A supposedly academic study about the economics of lapdancing and fertility is discussed in this post at Pure Pedantry, wherein Kara Contreary notes:

Ask anyone who’s spent any time in a strip club, and one of the things he will almost certainly not mention is the ovulatory state of his favorite gal. But, according to a recent paper by Geoffrey Miller et. al., how much money he spent on her may have more to do with where she is in her cycle than he’d comfortably acknowledge. …

… Now, I went back and forth for a while on how to write this study up. A big part of me wants to treat it as mental candy, write something like, “Hey look! It’s science about strippers!” and let it go at that. But this is exactly the sort of paper that makes for great sound bites in the news (it’s already starting to make the rounds in papers and magazines of varying journalistic integrity). And sure enough, not too long from now it will be treated as common knowledge that women wear their fertility on their sleeve (literally, in some cases, as other research has shown that women dress more provocatively around ovulation), and men respond.

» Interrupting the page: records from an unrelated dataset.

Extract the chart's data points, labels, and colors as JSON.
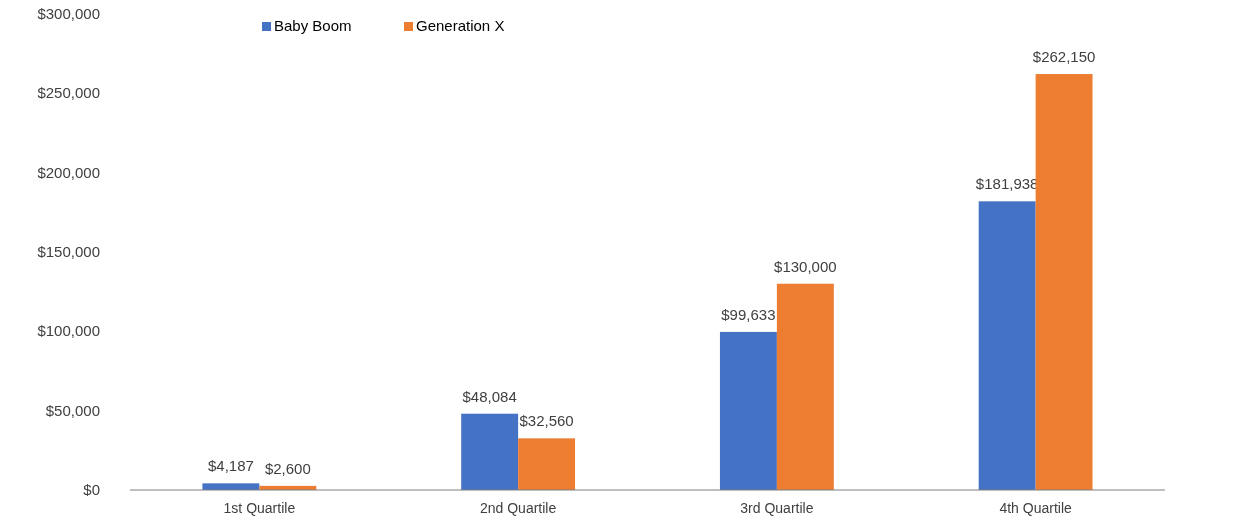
{
  "chart_data": {
    "type": "bar",
    "categories": [
      "1st Quartile",
      "2nd Quartile",
      "3rd Quartile",
      "4th Quartile"
    ],
    "series": [
      {
        "name": "Baby Boom",
        "color": "#4472c4",
        "values": [
          4187,
          48084,
          99633,
          181938
        ]
      },
      {
        "name": "Generation X",
        "color": "#ed7d31",
        "values": [
          2600,
          32560,
          130000,
          262150
        ]
      }
    ],
    "ylim": [
      0,
      300000
    ],
    "yticks": [
      {
        "value": 0,
        "label": "$0"
      },
      {
        "value": 50000,
        "label": "$50,000"
      },
      {
        "value": 100000,
        "label": "$100,000"
      },
      {
        "value": 150000,
        "label": "$150,000"
      },
      {
        "value": 200000,
        "label": "$200,000"
      },
      {
        "value": 250000,
        "label": "$250,000"
      },
      {
        "value": 300000,
        "label": "$300,000"
      }
    ],
    "value_labels": [
      [
        "$4,187",
        "$48,084",
        "$99,633",
        "$181,938"
      ],
      [
        "$2,600",
        "$32,560",
        "$130,000",
        "$262,150"
      ]
    ],
    "legend": "top left",
    "grid": false
  }
}
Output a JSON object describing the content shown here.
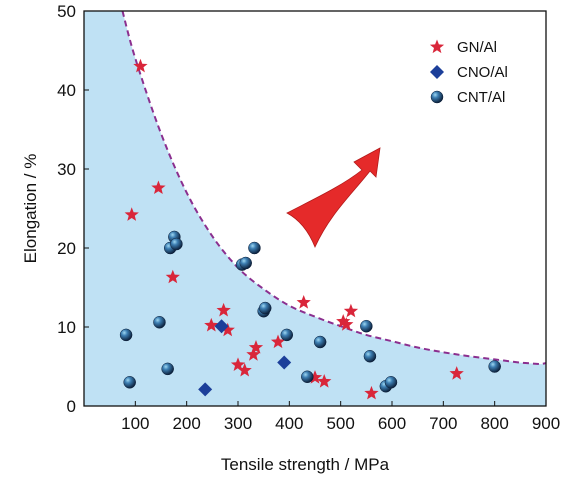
{
  "chart_data": {
    "type": "scatter",
    "xlabel": "Tensile strength / MPa",
    "ylabel": "Elongation / %",
    "xlim": [
      0,
      900
    ],
    "ylim": [
      0,
      50
    ],
    "xticks": [
      100,
      200,
      300,
      400,
      500,
      600,
      700,
      800,
      900
    ],
    "yticks": [
      0,
      10,
      20,
      30,
      40,
      50
    ],
    "grid": false,
    "legend_position": "top-right",
    "boundary_curve": {
      "style": "dashed",
      "color": "#8b2f8f",
      "fill_below": "#bfe1f4",
      "points": [
        [
          75,
          50
        ],
        [
          100,
          44
        ],
        [
          150,
          34.5
        ],
        [
          200,
          27
        ],
        [
          250,
          21.5
        ],
        [
          300,
          17.5
        ],
        [
          350,
          14.8
        ],
        [
          400,
          12.7
        ],
        [
          450,
          11.3
        ],
        [
          500,
          10.1
        ],
        [
          550,
          9
        ],
        [
          600,
          8.2
        ],
        [
          650,
          7.4
        ],
        [
          700,
          6.8
        ],
        [
          750,
          6.3
        ],
        [
          800,
          5.9
        ],
        [
          850,
          5.5
        ],
        [
          890,
          5.3
        ]
      ]
    },
    "arrow": {
      "color": "#e52a2a",
      "direction": "up-right"
    },
    "series": [
      {
        "name": "GN/Al",
        "marker": "star",
        "color": "#d9263a",
        "points": [
          [
            110,
            43
          ],
          [
            93,
            24.2
          ],
          [
            145,
            27.6
          ],
          [
            173,
            16.3
          ],
          [
            248,
            10.2
          ],
          [
            272,
            12.1
          ],
          [
            280,
            9.6
          ],
          [
            300,
            5.2
          ],
          [
            313,
            4.5
          ],
          [
            330,
            6.5
          ],
          [
            335,
            7.4
          ],
          [
            378,
            8.1
          ],
          [
            428,
            13.1
          ],
          [
            450,
            3.6
          ],
          [
            468,
            3.1
          ],
          [
            505,
            10.7
          ],
          [
            511,
            10.3
          ],
          [
            520,
            12
          ],
          [
            560,
            1.6
          ],
          [
            726,
            4.1
          ]
        ]
      },
      {
        "name": "CNO/Al",
        "marker": "diamond",
        "color": "#1c3f9a",
        "points": [
          [
            236,
            2.1
          ],
          [
            268,
            10.1
          ],
          [
            390,
            5.5
          ]
        ]
      },
      {
        "name": "CNT/Al",
        "marker": "sphere",
        "color": "#1b3a63",
        "points": [
          [
            82,
            9
          ],
          [
            89,
            3
          ],
          [
            147,
            10.6
          ],
          [
            163,
            4.7
          ],
          [
            168,
            20
          ],
          [
            176,
            21.4
          ],
          [
            180,
            20.5
          ],
          [
            308,
            17.9
          ],
          [
            315,
            18.1
          ],
          [
            332,
            20
          ],
          [
            350,
            12
          ],
          [
            353,
            12.4
          ],
          [
            395,
            9
          ],
          [
            435,
            3.7
          ],
          [
            460,
            8.1
          ],
          [
            550,
            10.1
          ],
          [
            557,
            6.3
          ],
          [
            588,
            2.5
          ],
          [
            598,
            3
          ],
          [
            800,
            5
          ]
        ]
      }
    ]
  }
}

I don’t usually let my feminist flag fly, but it seems obvious to me that that if this study had been conducted by three women instead of three men, we would be looking at a very different set of results and a veeeeery different set of conclusions. First of all, 18 women does not a reliable sample make. The 95% confidence intervals for the findings on earnings at different points in the cycle are in every case larger than the earnings differences between the phases. Also, the authors go to the trouble of collecting information on “age, ethnicity, work experience, sexual experience and attitudes, menstrual cycle characteristics, contraception use, physical characteristics, education, intelligence, and personality” and ask the women to report their mood as well as their earnings, but then don’t seem to use any of that information when looking at their results. The mood reporting is especially crucial. Anyone who has been intimate enough with a woman to be aware of her cycle shouldn’t be surprised that the week when she’s riding the cotton pony isn’t likely to be her sexiest.

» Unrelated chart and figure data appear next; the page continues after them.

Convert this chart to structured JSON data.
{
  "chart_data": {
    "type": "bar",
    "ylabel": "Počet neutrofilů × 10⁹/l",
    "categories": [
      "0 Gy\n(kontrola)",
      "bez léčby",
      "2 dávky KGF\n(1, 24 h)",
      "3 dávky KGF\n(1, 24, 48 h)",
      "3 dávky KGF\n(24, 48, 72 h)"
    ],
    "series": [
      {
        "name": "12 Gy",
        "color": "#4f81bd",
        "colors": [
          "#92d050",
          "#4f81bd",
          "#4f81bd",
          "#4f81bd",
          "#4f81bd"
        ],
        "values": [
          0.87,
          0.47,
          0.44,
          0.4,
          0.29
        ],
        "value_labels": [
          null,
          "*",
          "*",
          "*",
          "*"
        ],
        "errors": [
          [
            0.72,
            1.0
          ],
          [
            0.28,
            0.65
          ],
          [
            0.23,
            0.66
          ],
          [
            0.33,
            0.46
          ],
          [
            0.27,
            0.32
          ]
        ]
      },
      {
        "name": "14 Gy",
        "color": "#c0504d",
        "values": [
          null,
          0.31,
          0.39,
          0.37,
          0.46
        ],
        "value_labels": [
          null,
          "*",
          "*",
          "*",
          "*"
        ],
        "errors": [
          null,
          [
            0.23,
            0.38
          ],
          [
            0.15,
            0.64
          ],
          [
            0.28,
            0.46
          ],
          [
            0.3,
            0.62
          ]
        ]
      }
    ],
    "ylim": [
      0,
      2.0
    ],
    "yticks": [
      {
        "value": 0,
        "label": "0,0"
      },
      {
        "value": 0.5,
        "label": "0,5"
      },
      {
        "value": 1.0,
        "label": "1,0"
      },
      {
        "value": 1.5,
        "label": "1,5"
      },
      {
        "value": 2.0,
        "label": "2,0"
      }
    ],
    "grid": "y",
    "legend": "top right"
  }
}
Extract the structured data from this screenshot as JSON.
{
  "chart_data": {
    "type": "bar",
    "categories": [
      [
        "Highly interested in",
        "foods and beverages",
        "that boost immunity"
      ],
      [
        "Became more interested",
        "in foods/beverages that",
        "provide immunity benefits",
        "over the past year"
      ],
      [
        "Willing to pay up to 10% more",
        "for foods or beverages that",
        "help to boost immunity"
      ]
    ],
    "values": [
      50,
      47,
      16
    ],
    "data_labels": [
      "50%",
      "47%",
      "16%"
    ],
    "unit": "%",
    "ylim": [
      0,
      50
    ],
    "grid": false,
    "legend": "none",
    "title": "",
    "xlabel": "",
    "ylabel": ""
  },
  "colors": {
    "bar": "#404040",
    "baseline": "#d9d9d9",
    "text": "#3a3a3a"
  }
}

I don’t really have a problem with the claim that women feel sexier around the time of ovulation; in fact I think that’s pretty well established. And likewise I have no problem with the claim that women don’t feel quite so sexy when Aunt Flo is in town. I think the authors really missed out on a prime opportunity for some field work here. They could have made like urban Dian Fosseys of vice, concealing themselves in the shadowy corners of gentlemen’s clubs and observing the behavior of the women employed there. Could it be that women who feel sexier give more energetic, arousing performances than women who feel sluggish and irritated? Even professional performers can get more or less “into” the performance depending on how they’re feeling. If the authors had said, “women behave differently at different points in their ovulatory cycles, and men respond favorably to confident, flirtatious behavior”, I’d have nothing to argue with. I just really don’t see anything here to indicate that men tip more based on increased “soft-tissue body symmetry” during estrus.

My criticisms of many aspects of this study are a bit more harsh than Contreary’s, but she definitely focused on its primarily problems, which are the study author’s determination to focus only on the behavior and reactions of the men in the equation, and failure to consider obvious variables.